Friday, January 05, 2007

Puzzles and Mysteries

"Whatever comes in sufficiently large quantities commands the general admiration." Trurl the Constructor, from Stanislaw Lem's Cyberiad.
I've been reading Malcolm Gladwell's masterful article on the Enron scandal, and he frames it with the device of 'puzzles' vs 'mysteries':

The national-security expert Gregory Treverton has famously made a distinction between puzzles and mysteries. Osama bin Laden’s whereabouts are a puzzle. We can’t find him because we don’t have enough information. The key to the puzzle will probably come from someone close to bin Laden, and until we can find that source bin Laden will remain at large.

The problem of what would happen in Iraq after the toppling of Saddam Hussein was, by contrast, a mystery. It wasn’t a question that had a simple, factual answer. Mysteries require judgments and the assessment of uncertainty, and the hard part is not that we have too little information but that we have too much. The C.I.A. had a position on what a post-invasion Iraq would look like, and so did the Pentagon and the State Department and Colin Powell and Dick Cheney and any number of political scientists and journalists and think-tank fellows. For that matter, so did every cabdriver in Baghdad. [....]
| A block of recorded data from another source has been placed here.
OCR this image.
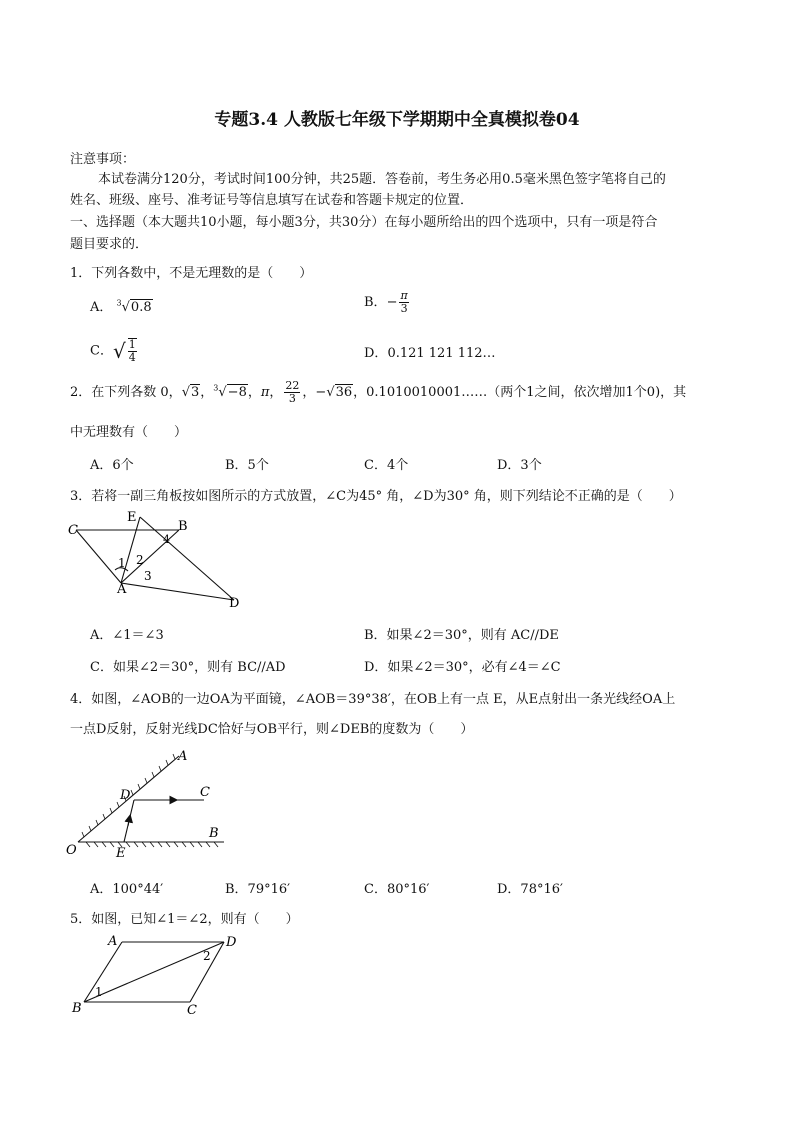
专题3.4 人教版七年级下学期期中全真模拟卷04
注意事项：
本试卷满分120分，考试时间100分钟，共25题．答卷前，考生务必用0.5毫米黑色签字笔将自己的
姓名、班级、座号、准考证号等信息填写在试卷和答题卡规定的位置．
一、选择题（本大题共10小题，每小题3分，共30分）在每小题所给出的四个选项中，只有一项是符合
题目要求的．
1．下列各数中，不是无理数的是（　　）
A． $^3$√0.8	B．− $\frac{\pi}{3}$
C．√ $\frac{1}{4}$	D．0.121 121 112…
2．在下列各数 0，√3，$^3$√−8，π， $\frac{22}{3}$ ，−√36，0.1010010001……（两个1之间，依次增加1个0)，其
中无理数有（　　）
A．6个	B．5个	C．4个	D．3个
3．若将一副三角板按如图所示的方式放置，∠C为45° 角，∠D为30° 角，则下列结论不正确的是（　　）
C
E
B
4
1 2
3
A
D
A．∠1＝∠3	B．如果∠2＝30°，则有 AC//DE
C．如果∠2＝30°，则有 BC//AD	D．如果∠2＝30°，必有∠4＝∠C
4．如图，∠AOB的一边OA为平面镜，∠AOB＝39°38′，在OB上有一点 E，从E点射出一条光线经OA上
一点D反射，反射光线DC恰好与OB平行，则∠DEB的度数为（　　）
A
D	C
B
O	E
A．100°44′	B．79°16′	C．80°16′	D．78°16′
5．如图，已知∠1＝∠2，则有（　　）
A	D
2
1
B	C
If things go wrong with a puzzle, identifying the culprit is easy: it’s the person who withheld information. Mysteries, though, are a lot murkier: sometimes the information we’ve been given is inadequate, and sometimes we aren’t very smart about making sense of what we’ve been given, and sometimes the question itself cannot be answered. Puzzles come to satisfying conclusions. Mysteries often don’t.
There is a fundamental problem that comes up when you start messing with "data". Our training in algorithms makes us instinctively define a "problem" when working with data, or any kind of applied domain. Many of the problems in clustering, like k-center, k-median, k-means, or what-have-you, are attempts to structure and organize a domain so we can apply precise mathematical tools.
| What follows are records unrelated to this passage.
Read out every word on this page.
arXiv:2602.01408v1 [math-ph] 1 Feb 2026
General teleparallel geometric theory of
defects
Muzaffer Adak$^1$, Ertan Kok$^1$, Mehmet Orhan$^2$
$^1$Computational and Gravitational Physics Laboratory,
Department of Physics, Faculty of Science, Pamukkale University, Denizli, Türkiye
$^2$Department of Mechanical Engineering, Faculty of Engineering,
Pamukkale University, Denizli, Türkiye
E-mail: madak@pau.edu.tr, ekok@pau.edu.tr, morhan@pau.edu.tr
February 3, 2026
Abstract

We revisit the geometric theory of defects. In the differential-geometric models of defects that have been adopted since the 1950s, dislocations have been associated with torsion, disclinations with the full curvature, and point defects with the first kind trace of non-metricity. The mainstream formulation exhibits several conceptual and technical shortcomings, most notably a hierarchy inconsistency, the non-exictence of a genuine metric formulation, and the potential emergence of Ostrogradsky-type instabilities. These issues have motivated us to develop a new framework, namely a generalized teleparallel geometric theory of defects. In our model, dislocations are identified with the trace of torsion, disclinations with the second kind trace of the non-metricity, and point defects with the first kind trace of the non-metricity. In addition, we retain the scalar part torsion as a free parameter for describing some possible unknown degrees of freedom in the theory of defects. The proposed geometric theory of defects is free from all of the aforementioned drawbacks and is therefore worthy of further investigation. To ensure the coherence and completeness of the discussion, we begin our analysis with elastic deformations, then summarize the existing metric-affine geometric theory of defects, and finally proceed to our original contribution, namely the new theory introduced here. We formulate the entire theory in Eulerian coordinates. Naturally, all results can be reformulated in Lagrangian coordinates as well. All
In a sense, we treat these problems like puzzles to be solved. The game is then to find the best solution, the fastest, the most accurate; but the structure of the puzzle has been set. We can change the game (and we often do), but once again, the goal is to crack the puzzle.

But when you get down and dirty with data, you start seeing the problems that Gladwell describes. If your goal is to "understand" the data, then more is not necessarily better, and causes more confusion, and what you need is interpretative skills, rather than number-crunching or even problem solving skills.
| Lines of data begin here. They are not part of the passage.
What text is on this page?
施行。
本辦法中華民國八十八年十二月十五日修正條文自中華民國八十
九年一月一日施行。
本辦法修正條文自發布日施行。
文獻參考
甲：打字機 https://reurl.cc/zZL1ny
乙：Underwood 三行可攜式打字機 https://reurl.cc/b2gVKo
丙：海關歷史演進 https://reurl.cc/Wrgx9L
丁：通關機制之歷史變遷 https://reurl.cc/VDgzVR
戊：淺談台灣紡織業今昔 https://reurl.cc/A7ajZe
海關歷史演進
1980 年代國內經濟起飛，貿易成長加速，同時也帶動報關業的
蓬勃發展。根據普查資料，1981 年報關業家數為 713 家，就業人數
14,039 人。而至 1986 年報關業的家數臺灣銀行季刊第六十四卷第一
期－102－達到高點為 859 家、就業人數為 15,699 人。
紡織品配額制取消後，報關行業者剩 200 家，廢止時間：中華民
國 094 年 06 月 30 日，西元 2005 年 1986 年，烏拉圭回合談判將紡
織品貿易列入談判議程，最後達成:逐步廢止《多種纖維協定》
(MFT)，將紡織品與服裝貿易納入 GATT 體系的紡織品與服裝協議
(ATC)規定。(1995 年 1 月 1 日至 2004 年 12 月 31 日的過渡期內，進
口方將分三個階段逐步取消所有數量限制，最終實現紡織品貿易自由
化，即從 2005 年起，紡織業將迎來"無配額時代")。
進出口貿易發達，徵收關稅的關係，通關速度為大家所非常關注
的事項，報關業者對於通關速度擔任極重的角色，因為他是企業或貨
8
This is what makes data mining so hard and exasperating, and yet so important. The need is clearly there, and there are mysteries to mine. But we've been attacking data mining problems as puzzles, and realizing fairly quickly that solving a puzzle doesn't reveal the mystery of the data.

I've often likened data mining research to an ooze; it's thin and spreads horizontally, without too much depth. But I think that's because the puzzles that we solve are of limited range, and not terribly deep. What we seem to need more are interpretative frames rather than algorithmic frames; frames that tell us about invariances in the data, rather than about quirks of representations.